Sydney: As there is a surge in positive COVID-19 cases in India, Australia is set to consider a proposal on Tuesday to suspend flights from India to prevent more virulent coronavirus variants from entering the country.
Queensland state has asked the federal government to suspend all flights from India due to the high risk of possible COVID-19 outbreaks from highly infectious virus variants in the country’s hotel quarantine system.
“I sent a letter to the Prime Minister at the end of last week asking for the suspension of flights coming in from India … and I know that the federal government is considering it today,” Premier Annastacia Palaszczuk told the Australian Broadcasting Corp on Tuesday.
Australian media reported that Australia’s national security committee will meet later on Tuesday to consider stopping flights from India and will also reveal measures including sending medical supplies to help India.
The prime minister’s office did not instantly react to requests soliciting comments on the reports.
Last week, Australia stated it would cut the number of its citizens able to return from India and other red-zone countries to hold the risk of more dangerous strains of COVID-19 spreading.

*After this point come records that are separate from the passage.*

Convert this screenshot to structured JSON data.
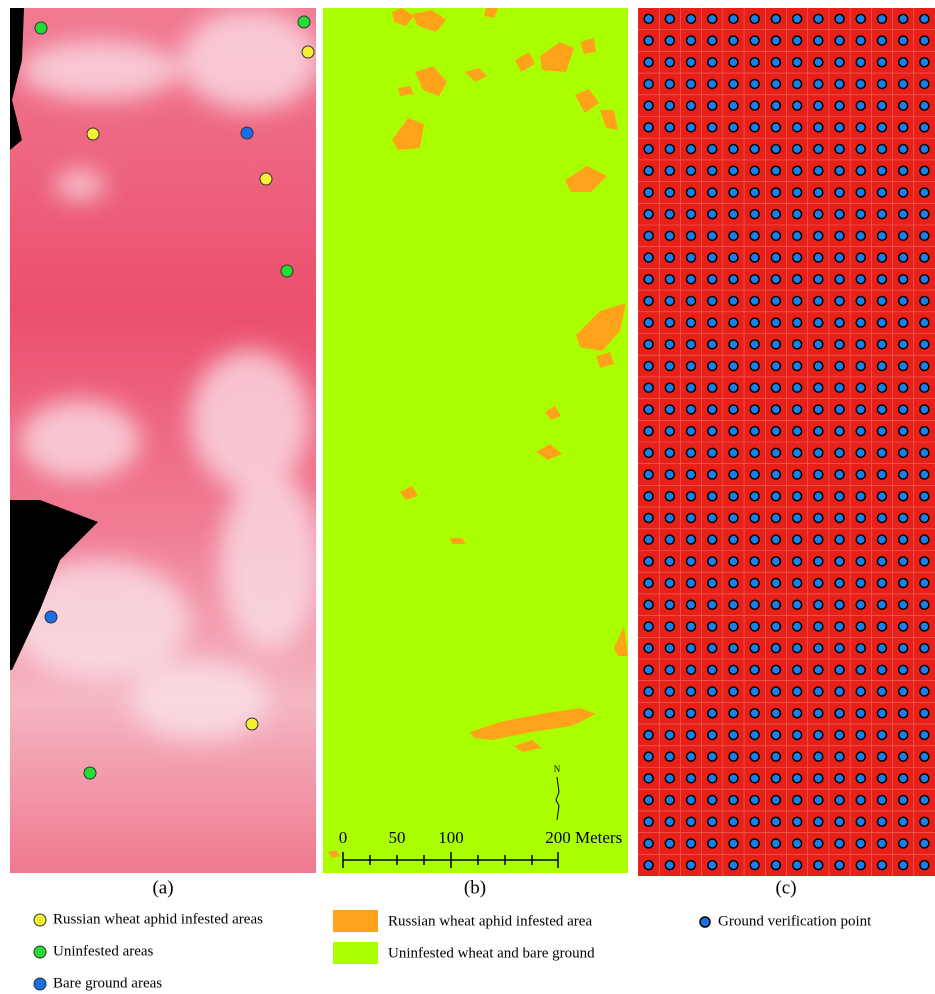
{
  "panels": [
    {
      "label": "(a)"
    },
    {
      "label": "(b)"
    },
    {
      "label": "(c)"
    }
  ],
  "legend_a": [
    "Russian wheat aphid infested areas",
    "Uninfested areas",
    "Bare ground areas"
  ],
  "legend_b": [
    "Russian wheat aphid infested area",
    "Uninfested wheat and bare ground"
  ],
  "legend_c": [
    "Ground verification point"
  ],
  "scale_bar": {
    "labels": [
      "0",
      "50",
      "100",
      "200"
    ],
    "unit": "Meters"
  },
  "north_arrow": "N"
}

India has directed its armed forces to help to handle the COVID-19 crisis, as nations including Britain, Germany and the United States promised urgent medical aid to try to contain an emergency overwhelming the country’s hospitals.
India, on Monday, reported more than 3,52,000 new COVID-19 cases, a global record for the rise in daily cases for the fifth straight day, exceeding even the United States at the height of its pandemic last year. More than 2,800 deaths were recorded over the last 24 hours, an all-time high.
Australia closed its borders to non-citizens and permanent residents last March to prevent the new coronavirus from reaching the country. All returning travellers have to undergo a compulsory two-week hotel quarantine at their own account.
The quarantine system has largely helped Australia to keep its COVID-19 numbers comparatively low, with just under 29,700 cases and 910 deaths.